Joshua Kimmich profiliert sich als Chef-Kritiker

"Ich glaube, das Tor hatte jetzt nichts mit dem, was vorher gesagt wurde, zu tun. Meine Leistung hat das nicht beeinflusst", sagte Kimmich nach der Partie. Gleichzeitig stellte er klar, dass er sich weiter so kritisch äußern wird wie zuletzt ("Wir laufen unserem Anspruch hinterher"), wenn Bayern nicht überzeugt: "Das würde ich auch in der Art und Weise wieder so tun, weil das einfach meine Meinung ist. Mich verbiegt keiner." Es sind Sätze, die man beim FC Bayern lange nicht mehr gehört hat. Die Stefan Effenberg oder Oliver Kahn früher nicht besser hätten formulieren können. Sätze eines Anführers, der Kimmich mittlerweile zweifellos ist. Bayerns Mann mit Power.

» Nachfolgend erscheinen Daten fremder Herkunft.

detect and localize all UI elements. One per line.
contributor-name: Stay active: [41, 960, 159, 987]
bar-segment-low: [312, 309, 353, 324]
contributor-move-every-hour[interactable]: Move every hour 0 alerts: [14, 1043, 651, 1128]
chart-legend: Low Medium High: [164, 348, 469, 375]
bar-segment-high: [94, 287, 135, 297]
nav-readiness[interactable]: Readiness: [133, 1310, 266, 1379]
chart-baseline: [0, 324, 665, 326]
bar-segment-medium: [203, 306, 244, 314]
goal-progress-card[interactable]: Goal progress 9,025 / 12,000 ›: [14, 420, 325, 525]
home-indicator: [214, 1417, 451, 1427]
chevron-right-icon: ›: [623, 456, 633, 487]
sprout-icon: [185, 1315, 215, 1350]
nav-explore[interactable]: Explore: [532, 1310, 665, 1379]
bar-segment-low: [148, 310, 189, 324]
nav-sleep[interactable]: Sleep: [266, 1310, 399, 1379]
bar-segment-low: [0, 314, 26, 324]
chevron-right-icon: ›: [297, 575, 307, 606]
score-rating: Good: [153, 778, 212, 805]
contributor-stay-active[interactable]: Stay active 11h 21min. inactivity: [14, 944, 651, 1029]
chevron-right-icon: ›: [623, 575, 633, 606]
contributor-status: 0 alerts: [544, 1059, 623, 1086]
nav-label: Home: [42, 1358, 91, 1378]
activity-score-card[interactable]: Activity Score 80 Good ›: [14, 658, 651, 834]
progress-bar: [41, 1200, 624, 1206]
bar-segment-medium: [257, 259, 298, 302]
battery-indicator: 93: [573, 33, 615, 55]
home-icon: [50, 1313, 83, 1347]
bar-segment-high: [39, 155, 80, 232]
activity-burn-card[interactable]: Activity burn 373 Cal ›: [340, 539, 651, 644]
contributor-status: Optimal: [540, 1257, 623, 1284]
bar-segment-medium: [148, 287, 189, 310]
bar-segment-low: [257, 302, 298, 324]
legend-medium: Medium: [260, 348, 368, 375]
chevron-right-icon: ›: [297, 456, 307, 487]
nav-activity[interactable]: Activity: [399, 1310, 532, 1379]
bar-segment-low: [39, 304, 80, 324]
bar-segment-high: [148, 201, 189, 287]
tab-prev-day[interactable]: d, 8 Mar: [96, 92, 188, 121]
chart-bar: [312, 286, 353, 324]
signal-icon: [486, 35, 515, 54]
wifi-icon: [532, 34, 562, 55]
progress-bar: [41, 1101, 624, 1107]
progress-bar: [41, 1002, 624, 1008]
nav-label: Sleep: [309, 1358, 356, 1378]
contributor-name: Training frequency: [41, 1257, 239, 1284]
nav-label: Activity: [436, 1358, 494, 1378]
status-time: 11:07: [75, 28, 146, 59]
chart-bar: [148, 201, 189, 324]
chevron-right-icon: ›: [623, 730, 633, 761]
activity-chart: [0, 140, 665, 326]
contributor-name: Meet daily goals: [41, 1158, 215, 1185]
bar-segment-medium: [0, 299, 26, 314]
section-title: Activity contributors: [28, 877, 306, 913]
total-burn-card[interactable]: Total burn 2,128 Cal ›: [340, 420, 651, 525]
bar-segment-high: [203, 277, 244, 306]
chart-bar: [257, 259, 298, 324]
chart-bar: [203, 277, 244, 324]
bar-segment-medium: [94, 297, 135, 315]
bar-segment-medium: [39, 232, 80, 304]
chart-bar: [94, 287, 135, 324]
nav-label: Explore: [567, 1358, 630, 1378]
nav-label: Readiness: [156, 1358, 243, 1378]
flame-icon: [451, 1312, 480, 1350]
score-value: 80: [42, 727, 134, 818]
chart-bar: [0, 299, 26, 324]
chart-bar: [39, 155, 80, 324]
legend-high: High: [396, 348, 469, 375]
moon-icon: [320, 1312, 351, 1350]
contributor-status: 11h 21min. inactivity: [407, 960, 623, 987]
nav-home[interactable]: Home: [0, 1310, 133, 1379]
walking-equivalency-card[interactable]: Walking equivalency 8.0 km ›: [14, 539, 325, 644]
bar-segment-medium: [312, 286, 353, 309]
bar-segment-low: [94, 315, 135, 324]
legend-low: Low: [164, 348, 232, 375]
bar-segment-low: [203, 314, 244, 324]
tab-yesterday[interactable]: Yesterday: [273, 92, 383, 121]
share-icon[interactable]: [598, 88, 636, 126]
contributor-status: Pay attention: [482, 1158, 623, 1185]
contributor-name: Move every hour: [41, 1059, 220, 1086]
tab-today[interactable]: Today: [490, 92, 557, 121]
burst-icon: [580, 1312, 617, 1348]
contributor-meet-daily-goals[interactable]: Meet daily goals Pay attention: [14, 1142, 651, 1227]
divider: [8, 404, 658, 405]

"Das ist ein Junge, der eine Top-Einstellung hat, der gerade an sich Ansprüche hat und an die Mannschaft auch Ansprüche hat", schwärmte Sportdirektor Salihamidzic. Was Kimmichs Kritik ja auch so gesund macht, ist: Es geht ihm dabei eben nicht um sich oder seine eigene Perspektive – er ist beim FC Bayern und in der Nationalmannschaft ohnehin unantastbar. Kimmich sieht das große Ganze. Er will seine Mannschaft und die Mitspieler verbessern, die großen Titel gewinnen.

Und das geht nur mit ehrgeizigen Spielern wie Kimmich, die Fehlentwicklungen klar ansprechen. Das wissen und respektieren die Teamkollegen – ebenso wie die Führungskräfte. "Für mich kann er einer der Nachfolger sein, wenn Manuel Neuer die Binde irgendwann abgibt – sowohl beim FC Bayern als auch in der Nationalmannschaft", sagte Lothar Matthäus erst kürzlich in der AZ. Kimmich stehe Philipp Lahm "in nichts nach". Das stimmt – zumindest was die Positionen angeht.

Kimmich war traurig über Schweinsteiger-Wechsel

Kimmich ist mittlerweile sowohl im Mittelfeldzentrum als auch rechts hinten auf internationalem Spitzenniveau angekommen. Was ihn aber von Lahm unterscheidet: Er ist wesentlich lauter, forscher, mutiger. Und erinnert mit seiner Spielweise eher an eine andere Bayern-Ikone, die einst auch von der Außenbahn ins Zentrum wechselte: Bastian Schweinsteiger.

Nicht umsonst ist der deutsche WM-Held von 2014 neben Xavi Hernández Kimmichs großes Vorbild. "Ich bin ein bisschen traurig, dass er weggegangen ist", sagte Kimmich 2015 im AZ-Interview, nachdem Schweinsteiger die Münchner Richtung Manchester United verlassen hatte. "Ich hätte gerne mal zusammen mit ihm auf dem Platz gestanden."

Doch auch so hat Kimmich offenbar einiges von Schweinsteiger gelernt: die Härte gegen den Gegner und sich selbst, die Gewinner-Mentalität und dieses Nie-zufrieden-Sein. "Ich glaube, dass es insgesamt von der ganzen Mannschaft die ersten 30 Minuten nicht so gut war", kritisierte Kimmich nach der 7:2-Gala bei Tottenham völlig zu Recht. Sollen die Bosse ruhig schimpfen. Kimmich verbiegt sich nicht.